Director Michael Bay honors the memory of the fallen and exalts the survivors in a way that recalls “Lone Survivor” or “Black Hawk Down.” When he turns his attention towards human beings and away from clanging clumps of pixels known as transformers, the man can sure craft a compelling action scene. Of course, his consistently shaky camera and manic editing patterns can result in some massive confusion, but he sustains the momentum of mounting dread for nearly two and a half hours. That’s no hack job.
But Bay falls short of Peter Berg, Ridley Scott and especially Kathryn Bigelow by painting in some questionably broad strokes. The expectation of any American war movie is that the troops are de facto heroes; to Bay’s credit, he has them earn their nobility rather than just assume the audience grants it to them. The titular “secret soldiers,” a paramilitary group of private defense contractors, act decisively to protect American interests. They are heroes for what they do, not simply for who they are.

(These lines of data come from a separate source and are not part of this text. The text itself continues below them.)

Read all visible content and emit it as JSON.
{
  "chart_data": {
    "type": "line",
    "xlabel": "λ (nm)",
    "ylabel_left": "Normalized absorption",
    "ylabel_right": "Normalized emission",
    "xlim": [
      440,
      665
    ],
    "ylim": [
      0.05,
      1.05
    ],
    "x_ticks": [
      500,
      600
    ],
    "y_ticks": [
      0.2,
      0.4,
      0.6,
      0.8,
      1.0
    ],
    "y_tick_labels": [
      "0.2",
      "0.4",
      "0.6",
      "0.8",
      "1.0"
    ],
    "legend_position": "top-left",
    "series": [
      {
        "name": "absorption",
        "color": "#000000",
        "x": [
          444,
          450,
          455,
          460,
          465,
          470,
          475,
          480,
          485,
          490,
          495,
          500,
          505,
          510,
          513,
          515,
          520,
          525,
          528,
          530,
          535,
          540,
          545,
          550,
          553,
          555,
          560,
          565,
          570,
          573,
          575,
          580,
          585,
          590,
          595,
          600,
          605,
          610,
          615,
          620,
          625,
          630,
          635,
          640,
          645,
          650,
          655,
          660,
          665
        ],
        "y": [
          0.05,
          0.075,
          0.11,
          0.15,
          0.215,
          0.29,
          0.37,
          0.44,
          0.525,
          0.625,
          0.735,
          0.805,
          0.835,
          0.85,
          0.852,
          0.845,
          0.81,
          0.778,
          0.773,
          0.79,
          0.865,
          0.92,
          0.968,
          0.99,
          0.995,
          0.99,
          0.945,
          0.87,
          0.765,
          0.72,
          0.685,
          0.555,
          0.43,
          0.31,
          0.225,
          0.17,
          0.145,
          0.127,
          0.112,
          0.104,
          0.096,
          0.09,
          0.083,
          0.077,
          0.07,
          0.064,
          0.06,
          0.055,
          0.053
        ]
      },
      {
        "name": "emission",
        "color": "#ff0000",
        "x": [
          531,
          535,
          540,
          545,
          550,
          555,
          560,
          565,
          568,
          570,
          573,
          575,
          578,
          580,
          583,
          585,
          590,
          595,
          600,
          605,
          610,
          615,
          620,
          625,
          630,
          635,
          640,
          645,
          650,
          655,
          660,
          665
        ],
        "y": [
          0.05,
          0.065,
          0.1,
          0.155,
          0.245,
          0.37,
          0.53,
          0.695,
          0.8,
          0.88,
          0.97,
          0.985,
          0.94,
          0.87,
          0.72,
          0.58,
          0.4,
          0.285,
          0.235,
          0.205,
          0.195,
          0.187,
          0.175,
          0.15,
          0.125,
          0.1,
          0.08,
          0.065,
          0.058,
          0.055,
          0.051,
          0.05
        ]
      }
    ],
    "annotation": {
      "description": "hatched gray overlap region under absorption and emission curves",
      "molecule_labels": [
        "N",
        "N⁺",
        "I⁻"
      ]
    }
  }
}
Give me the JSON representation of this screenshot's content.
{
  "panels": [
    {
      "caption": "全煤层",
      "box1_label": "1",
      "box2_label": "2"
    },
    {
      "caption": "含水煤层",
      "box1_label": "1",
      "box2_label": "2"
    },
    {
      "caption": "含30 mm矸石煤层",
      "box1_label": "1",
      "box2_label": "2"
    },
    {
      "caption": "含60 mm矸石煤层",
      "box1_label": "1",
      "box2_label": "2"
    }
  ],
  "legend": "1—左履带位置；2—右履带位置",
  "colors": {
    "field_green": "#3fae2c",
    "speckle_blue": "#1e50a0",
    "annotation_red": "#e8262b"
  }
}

Bay does not, however, grant the same level of thought to any other characters in the film. I’ll leave an analysis the sexist attitudes towards the lone female character present in Benghazi to thinkpieces on Jezebel, though I imagine Bay finds it progressive because he did not introduce her legs-first. (Credit on that joke goes to Kyle Buchanan at Vulture.) Anti-intellectual themes also run deep in the film’s veins, but I will again refrain from retaliating simply because I disagree.